OP2GS: Object-Aware 3D Gaussian Splatting with Dual-Opacity Primitives
2026-05-19 • Computer Vision and Pattern Recognition
Computer Vision and Pattern Recognition
AI summaryⓘ
AI summary is being generated…
Authors
Guiyu Liu, Niklas Vaara, Janne Mustaniemi, Juho Kannala, Janne Heikkilä
Abstract
3D Gaussian Splatting (3DGS) provides an explicit and efficient scene representation, but its primitives lack inherent object-level identity, hindering downstream tasks such as open-vocabulary scene understanding. Existing methods typically address this by either distilling high-dimensional feature embeddings into Gaussians or by lifting 2D mask labels into 3D via heuristic refinement. However, feature-based approaches incur heavy storage and decoding overhead, while lifting-based pipelines remain vulnerable to label contamination: Gaussians necessary for appearance reconstruction often receive incorrect object labels during 2D-to-3D projection. We propose OP2GS, an object-aware Gaussian representation that augments each primitive with an explicit instance identity and a dedicated instance opacity $σ^{*}$ for object-mask rendering. The original opacity $σ$ remains responsible for visual reconstruction, while $σ^{*}$ models whether a Gaussian should contribute to a particular object mask. This dual-opacity formulation decouples visual existence from instance occupancy: mislabeled Gaussians can remain available for image rendering while becoming transparent in the object-mask branch.

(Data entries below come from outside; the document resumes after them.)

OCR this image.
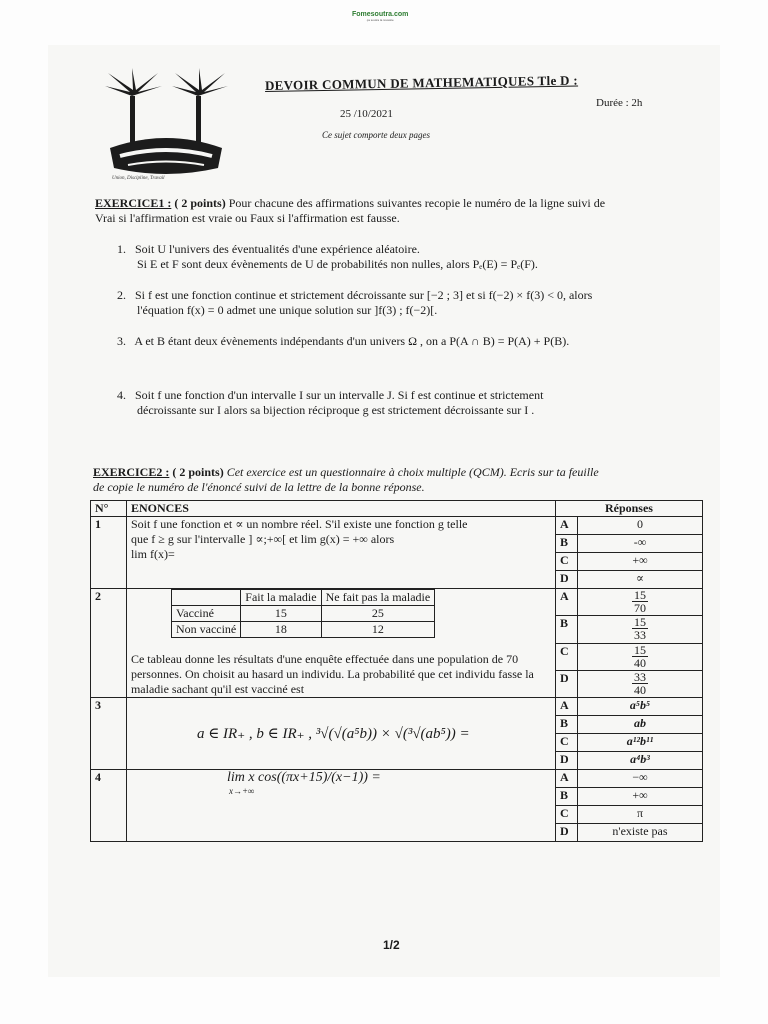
Fomesoutra.com
ça soutra la réussite
Union, Discipline, Travail
DEVOIR COMMUN DE MATHEMATIQUES Tle D :
Durée : 2h
25 /10/2021
Ce sujet comporte deux pages
EXERCICE1 : ( 2 points) Pour chacune des affirmations suivantes recopie le numéro de la ligne suivi de
Vrai si l'affirmation est vraie ou Faux si l'affirmation est fausse.
1. Soit U l'univers des éventualités d'une expérience aléatoire.
Si E et F sont deux évènements de U de probabilités non nulles, alors Pₑ(E) = Pₑ(F).
2. Si f est une fonction continue et strictement décroissante sur [−2 ; 3] et si f(−2) × f(3) < 0, alors
l'équation f(x) = 0 admet une unique solution sur ]f(3) ; f(−2)[.
3. A et B étant deux évènements indépendants d'un univers Ω , on a P(A ∩ B) = P(A) + P(B).
4. Soit f une fonction d'un intervalle I sur un intervalle J. Si f est continue et strictement
décroissante sur I alors sa bijection réciproque g est strictement décroissante sur I .
EXERCICE2 : ( 2 points) Cet exercice est un questionnaire à choix multiple (QCM). Ecris sur ta feuille
de copie le numéro de l'énoncé suivi de la lettre de la bonne réponse.
N°	ENONCES	Réponses
1	Soit f une fonction et ∝ un nombre réel. S'il existe une fonction g telle
que f ≥ g sur l'intervalle ] ∝;+∞[ et lim g(x) = +∞ alors
lim f(x)=
	A	0
B	-∞
C	+∞
D	∝
2	
		Fait la maladie	Ne fait pas la maladie
Vacciné	15	25
Non vacciné	18	12
Ce tableau donne les résultats d'une enquête effectuée dans une population de 70 personnes. On choisit au hasard un individu. La probabilité que cet individu fasse la maladie sachant qu'il est vacciné est
	A	$\frac{15}{70}$

B	$\frac{15}{33}$

C	$\frac{15}{40}$

D	$\frac{33}{40}$

3	a ∈ IR₊ , b ∈ IR₊ , ³√(√(a⁵b)) × √(³√(ab⁵)) =	A	a⁵b⁵
B	ab
C	a¹²b¹¹
D	a⁴b³
4	lim x cos((πx+15)/(x−1)) =
x→+∞
	A	−∞
B	+∞
C	π
D	n'existe pas
1/2
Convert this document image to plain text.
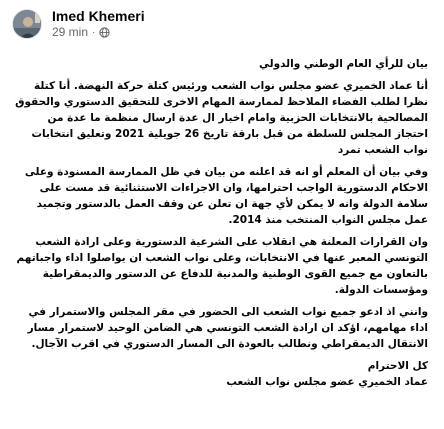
Imed Khemeri
29 min ·

بيان للرأي العام الوطني والدولي

أنا عماد الخميري عضو مجلس نواب الشعب ورئيس كتلة حركة النهضة. أنا كتلة نظرا لطلب الفضاء الملاحظ لممارسة المهام الاخرى للتحقيق الدستوري والحقوق المصالحية بالانتخابات الحزبية وامام اخبار ال عدة ارسال منظمة ما عدة من احتجاز المجلس للسلطة من قبل بارقة تاريخ 26 جويلية 2021 وتعليق انتخابات نواب الشعب تمرد

وفي بيان أن المعلم أو انه قد اعلنه من بيان في ظل الممارسة المسنودة وعلى الاحكام الدستورية الواجب احترامها، وان الاجراءات الاستثنائية قد مست على سلامة الدولة وانه لا يمكن لأي جهة ان تعلن عن وقف العمل بالدستور وتجميد عمل مجلس النواب المنتخب منذ 2014.

وان القرارات المعلنة هي انقلاب على الشرعية الدستورية وعلى ارادة الشعب التونسي المعبر عنها في الانتخابات، وعلى نواب الشعب ان يواصلوا اداء واجباتهم بالتعاون مع جميع القوى الوطنية والمدنية للدفاع عن الدستور والديمقراطية ومؤسسات الدولة.

وانني اذ ادعو جميع نواب الشعب الى الحضور في مقر المجلس والاستمرار في اداء مهامهم، اؤكد ان ارادة الشعب التونسي هي الضامن الوحيد لاستمرار مسار الانتقال الديمقراطي ونطالب بالعودة الى المسار الدستوري في اقرب الآجال.

كل الاحترام

عماد الخميري عضو مجلس نواب الشعب
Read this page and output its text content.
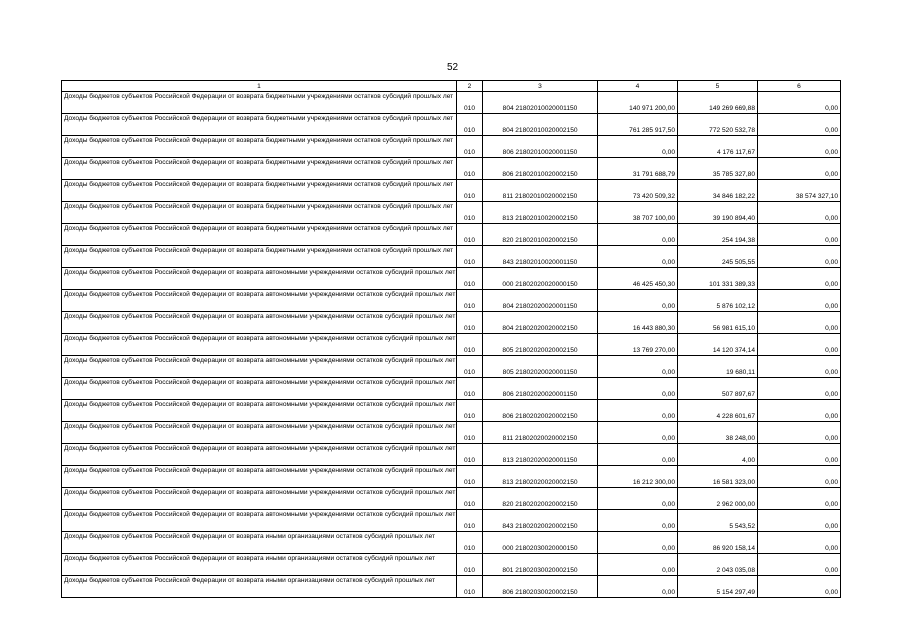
52
1	2	3	4	5	6
Доходы бюджетов субъектов Российской Федерации от возврата бюджетными учреждениями остатков субсидий прошлых лет	010	804 21802010020001150	140 971 200,00	149 269 669,88	0,00
Доходы бюджетов субъектов Российской Федерации от возврата бюджетными учреждениями остатков субсидий прошлых лет	010	804 21802010020002150	761 285 917,50	772 520 532,78	0,00
Доходы бюджетов субъектов Российской Федерации от возврата бюджетными учреждениями остатков субсидий прошлых лет	010	806 21802010020001150	0,00	4 176 117,67	0,00
Доходы бюджетов субъектов Российской Федерации от возврата бюджетными учреждениями остатков субсидий прошлых лет	010	806 21802010020002150	31 791 688,79	35 785 327,80	0,00
Доходы бюджетов субъектов Российской Федерации от возврата бюджетными учреждениями остатков субсидий прошлых лет	010	811 21802010020002150	73 420 509,32	34 846 182,22	38 574 327,10
Доходы бюджетов субъектов Российской Федерации от возврата бюджетными учреждениями остатков субсидий прошлых лет	010	813 21802010020002150	38 707 100,00	39 190 894,40	0,00
Доходы бюджетов субъектов Российской Федерации от возврата бюджетными учреждениями остатков субсидий прошлых лет	010	820 21802010020002150	0,00	254 194,38	0,00
Доходы бюджетов субъектов Российской Федерации от возврата бюджетными учреждениями остатков субсидий прошлых лет	010	843 21802010020001150	0,00	245 505,55	0,00
Доходы бюджетов субъектов Российской Федерации от возврата автономными учреждениями остатков субсидий прошлых лет	010	000 21802020020000150	46 425 450,30	101 331 389,33	0,00
Доходы бюджетов субъектов Российской Федерации от возврата автономными учреждениями остатков субсидий прошлых лет	010	804 21802020020001150	0,00	5 876 102,12	0,00
Доходы бюджетов субъектов Российской Федерации от возврата автономными учреждениями остатков субсидий прошлых лет	010	804 21802020020002150	16 443 880,30	56 981 615,10	0,00
Доходы бюджетов субъектов Российской Федерации от возврата автономными учреждениями остатков субсидий прошлых лет	010	805 21802020020002150	13 769 270,00	14 120 374,14	0,00
Доходы бюджетов субъектов Российской Федерации от возврата автономными учреждениями остатков субсидий прошлых лет	010	805 21802020020001150	0,00	19 680,11	0,00
Доходы бюджетов субъектов Российской Федерации от возврата автономными учреждениями остатков субсидий прошлых лет	010	806 21802020020001150	0,00	507 897,67	0,00
Доходы бюджетов субъектов Российской Федерации от возврата автономными учреждениями остатков субсидий прошлых лет	010	806 21802020020002150	0,00	4 228 601,67	0,00
Доходы бюджетов субъектов Российской Федерации от возврата автономными учреждениями остатков субсидий прошлых лет	010	811 21802020020002150	0,00	38 248,00	0,00
Доходы бюджетов субъектов Российской Федерации от возврата автономными учреждениями остатков субсидий прошлых лет	010	813 21802020020001150	0,00	4,00	0,00
Доходы бюджетов субъектов Российской Федерации от возврата автономными учреждениями остатков субсидий прошлых лет	010	813 21802020020002150	16 212 300,00	16 581 323,00	0,00
Доходы бюджетов субъектов Российской Федерации от возврата автономными учреждениями остатков субсидий прошлых лет	010	820 21802020020002150	0,00	2 962 000,00	0,00
Доходы бюджетов субъектов Российской Федерации от возврата автономными учреждениями остатков субсидий прошлых лет	010	843 21802020020002150	0,00	5 543,52	0,00
Доходы бюджетов субъектов Российской Федерации от возврата иными организациями остатков субсидий прошлых лет	010	000 21802030020000150	0,00	86 920 158,14	0,00
Доходы бюджетов субъектов Российской Федерации от возврата иными организациями остатков субсидий прошлых лет	010	801 21802030020002150	0,00	2 043 035,08	0,00
Доходы бюджетов субъектов Российской Федерации от возврата иными организациями остатков субсидий прошлых лет	010	806 21802030020002150	0,00	5 154 297,49	0,00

To learn this representation, we introduce a random object loss that optimizes the 1D instance occupancy field using the standard transmittance-based visibility of 3DGS. Semantic descriptors are then attached at the object level through multi-view aggregation, eliminating per-Gaussian feature storage. Compared with feature-training approaches, OP2GS achieves competitive open-vocabulary performance while significantly reducing computational overhead. Compared with training-free pipelines, it leverages physically consistent occupancy learning to resolve visibility ambiguities.